Огни на палках цвели вдоль тропы. Где-то выше на Горе были Нга-Лог и шаман.
- Он приказал вестнику, отправленному из становища, чтобы вас не трогали и привели к утру, но на обратном пути парнишка свалился в овраг и сломал ногу. Вдобавок его чуть не съели - шаман еле успел на помощь. Тогда он сам решил пойти, как только рассветёт, но я внесла в его план некоторые коррективы. Не говоря ему, вообще-то, хотела сделать сюрприз… Ну, то есть забрать вас и привести. А вы вон какой - сами выбрались.

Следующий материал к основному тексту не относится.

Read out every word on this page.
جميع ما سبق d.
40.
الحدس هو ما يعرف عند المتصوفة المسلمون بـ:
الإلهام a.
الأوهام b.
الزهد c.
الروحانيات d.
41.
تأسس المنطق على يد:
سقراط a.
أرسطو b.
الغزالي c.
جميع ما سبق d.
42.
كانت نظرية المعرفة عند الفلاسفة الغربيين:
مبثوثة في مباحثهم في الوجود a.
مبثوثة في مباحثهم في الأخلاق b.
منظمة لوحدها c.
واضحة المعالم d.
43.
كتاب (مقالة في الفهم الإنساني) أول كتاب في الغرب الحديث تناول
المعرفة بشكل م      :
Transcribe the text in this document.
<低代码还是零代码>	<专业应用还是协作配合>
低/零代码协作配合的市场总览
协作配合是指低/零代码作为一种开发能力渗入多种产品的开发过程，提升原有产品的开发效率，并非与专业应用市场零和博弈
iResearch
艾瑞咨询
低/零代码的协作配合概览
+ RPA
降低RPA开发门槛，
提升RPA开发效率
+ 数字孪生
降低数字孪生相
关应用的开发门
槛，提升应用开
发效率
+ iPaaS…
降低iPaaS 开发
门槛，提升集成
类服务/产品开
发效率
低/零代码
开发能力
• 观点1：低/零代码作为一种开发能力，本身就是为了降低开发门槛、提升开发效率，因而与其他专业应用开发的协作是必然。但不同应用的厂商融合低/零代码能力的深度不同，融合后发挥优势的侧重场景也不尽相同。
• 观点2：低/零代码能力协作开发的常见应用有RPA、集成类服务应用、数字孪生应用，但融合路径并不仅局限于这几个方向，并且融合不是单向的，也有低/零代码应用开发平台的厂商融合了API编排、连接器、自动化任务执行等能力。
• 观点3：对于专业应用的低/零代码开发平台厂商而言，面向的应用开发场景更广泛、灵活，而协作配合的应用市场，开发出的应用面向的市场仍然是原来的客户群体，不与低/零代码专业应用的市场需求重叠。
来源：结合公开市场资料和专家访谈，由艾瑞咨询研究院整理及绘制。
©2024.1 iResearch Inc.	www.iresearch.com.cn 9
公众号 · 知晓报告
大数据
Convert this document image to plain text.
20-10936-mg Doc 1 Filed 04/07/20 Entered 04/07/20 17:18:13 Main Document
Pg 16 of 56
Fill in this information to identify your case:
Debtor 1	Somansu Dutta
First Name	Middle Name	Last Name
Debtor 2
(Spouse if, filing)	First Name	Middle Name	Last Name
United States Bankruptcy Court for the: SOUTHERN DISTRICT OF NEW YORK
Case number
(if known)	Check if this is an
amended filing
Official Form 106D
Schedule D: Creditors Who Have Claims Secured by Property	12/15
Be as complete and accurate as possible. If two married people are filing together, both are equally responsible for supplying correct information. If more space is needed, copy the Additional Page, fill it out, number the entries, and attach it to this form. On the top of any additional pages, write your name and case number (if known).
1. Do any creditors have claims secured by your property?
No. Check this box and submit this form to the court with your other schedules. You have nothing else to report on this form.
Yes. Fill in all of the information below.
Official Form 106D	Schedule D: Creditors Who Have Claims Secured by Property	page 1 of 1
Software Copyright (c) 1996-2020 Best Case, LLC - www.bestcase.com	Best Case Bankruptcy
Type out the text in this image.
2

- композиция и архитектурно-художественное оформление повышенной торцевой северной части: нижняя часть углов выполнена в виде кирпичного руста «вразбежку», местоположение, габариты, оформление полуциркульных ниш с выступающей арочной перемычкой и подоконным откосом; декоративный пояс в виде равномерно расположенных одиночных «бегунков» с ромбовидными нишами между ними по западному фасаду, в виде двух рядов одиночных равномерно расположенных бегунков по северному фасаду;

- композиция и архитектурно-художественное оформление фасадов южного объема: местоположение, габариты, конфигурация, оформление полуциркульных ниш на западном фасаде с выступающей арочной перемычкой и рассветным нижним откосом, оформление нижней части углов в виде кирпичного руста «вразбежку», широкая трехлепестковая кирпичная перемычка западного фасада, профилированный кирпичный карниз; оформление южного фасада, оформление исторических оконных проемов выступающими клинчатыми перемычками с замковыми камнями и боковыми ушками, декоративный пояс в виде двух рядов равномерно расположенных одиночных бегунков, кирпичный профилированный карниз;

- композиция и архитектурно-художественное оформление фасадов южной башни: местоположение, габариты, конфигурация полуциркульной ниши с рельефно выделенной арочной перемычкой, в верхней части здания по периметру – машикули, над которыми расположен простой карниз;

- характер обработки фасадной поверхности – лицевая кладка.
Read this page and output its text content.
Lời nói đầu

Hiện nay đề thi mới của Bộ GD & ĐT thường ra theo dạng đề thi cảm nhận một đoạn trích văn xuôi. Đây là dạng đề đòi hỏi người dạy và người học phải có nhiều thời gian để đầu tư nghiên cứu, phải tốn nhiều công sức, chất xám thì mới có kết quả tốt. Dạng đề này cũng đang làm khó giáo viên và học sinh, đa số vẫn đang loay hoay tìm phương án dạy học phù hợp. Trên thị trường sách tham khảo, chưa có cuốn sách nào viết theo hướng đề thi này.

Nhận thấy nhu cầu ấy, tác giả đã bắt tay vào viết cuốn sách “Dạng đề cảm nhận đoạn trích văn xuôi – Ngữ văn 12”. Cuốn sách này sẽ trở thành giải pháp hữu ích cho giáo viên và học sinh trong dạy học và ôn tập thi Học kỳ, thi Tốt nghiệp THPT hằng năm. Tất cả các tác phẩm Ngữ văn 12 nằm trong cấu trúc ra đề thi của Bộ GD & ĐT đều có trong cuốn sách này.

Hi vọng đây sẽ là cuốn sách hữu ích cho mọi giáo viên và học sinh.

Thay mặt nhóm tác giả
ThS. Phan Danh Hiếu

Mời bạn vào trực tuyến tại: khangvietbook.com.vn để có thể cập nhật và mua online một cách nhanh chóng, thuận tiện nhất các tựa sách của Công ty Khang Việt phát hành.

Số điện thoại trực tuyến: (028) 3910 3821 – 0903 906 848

- Это не я, - признался Роман. - Это она.
Маркиза обернулась и посмотрела на тех, то шёл сзади.
- Значит, вы обрели здесь друга.
Молодая женщина с золотистой косой рассматривала горящие фонари. Её спутница несла корзинку, внутри которой искрились светлячки. По ним обеим не было заметно, что на них хоть как-то повлиял тот переход, который сделала рыжая: от становища - сразу к Горе, как будто шаг в открытую невидимую дверь. Романа после него немного пошатывало и мутило.
- А вы мне друг? - спросил он у рыжеволосой.
- Я желаю вам только хорошего, - спокойно ответила та.
Роман вздохнул и решился.
- Тогда скажите мне, что со мной теперь будет.
Четвёртая посмотрела на него искоса.
- Скорее всего, подточат резьбу.
- Какую резьбу?
- Память. Это не больно, не бойтесь.
Роман фыркнул.
- Утешили.
Всё это звучало сюрреалистически смешно. И страшно. Маркиза заметила отголоски чувств на лице собеседника.
- Вы сами виноваты, любопытный, - мягко, но с тем же лёгким насмешливым упрёком произнесла она. Как урезонивала ребёнка. Как урезонивал ребёнка бы тот, кто не особо любит детей, вот что вернее, подумал Роман. - И вам ещё очень повезло, что вас нашли. Что вы выжили.
- Да разве я спорю! Но кого обрадует, что у него в голове будут копаться? Это неприятно… жутко…
Роман чуть пошатнулся. Он очень устал.
Рука Четвёртой сжала его предплечье.
- Я не умею утешать, - сказала она. - Но, может, вам этого и не надо. Просто я никак не пойму, чего в вас больше - испуга или восхищения.
- А? - спросил Роман.
Четвёртая смотрела на него с неясным выражением лица. Потом произнесла странное:
- Вы - не обыватель.
- Ты теперь воин, - сказала Нга-Аи. - Что ты будешь делать?
- Я иду к шаману, чтобы он меня вылечил.
Нга-Эу переложила корзинку в другую руку. В свете шаманских огней её лицо было строгим, спокойным и сдержанным, но слова лучились радостью. Словно она вышла из хижины в самый холодный и дождливый день, а дождь внезапно прекратился, и, прорвав густой небесный дым, сверху хлынул Светоч. Словно с ямы-тюрьмы сняли крышку, и узник выбрался на волю. Словно теперь не надо было спрашивать ни у кого разрешения.
Возможно, так всё и было.
- Если он не сможет, я найду другого шамана. Я пойду по всем становищам, как меняльщик, и буду искать травников и знахарей.
- А потом? Когда найдёшь?
- А потом я вернусь домой.
"Почему?" - подумала Нга-Аи.
В ночном тёмном дыму придвинулось что-то плотное.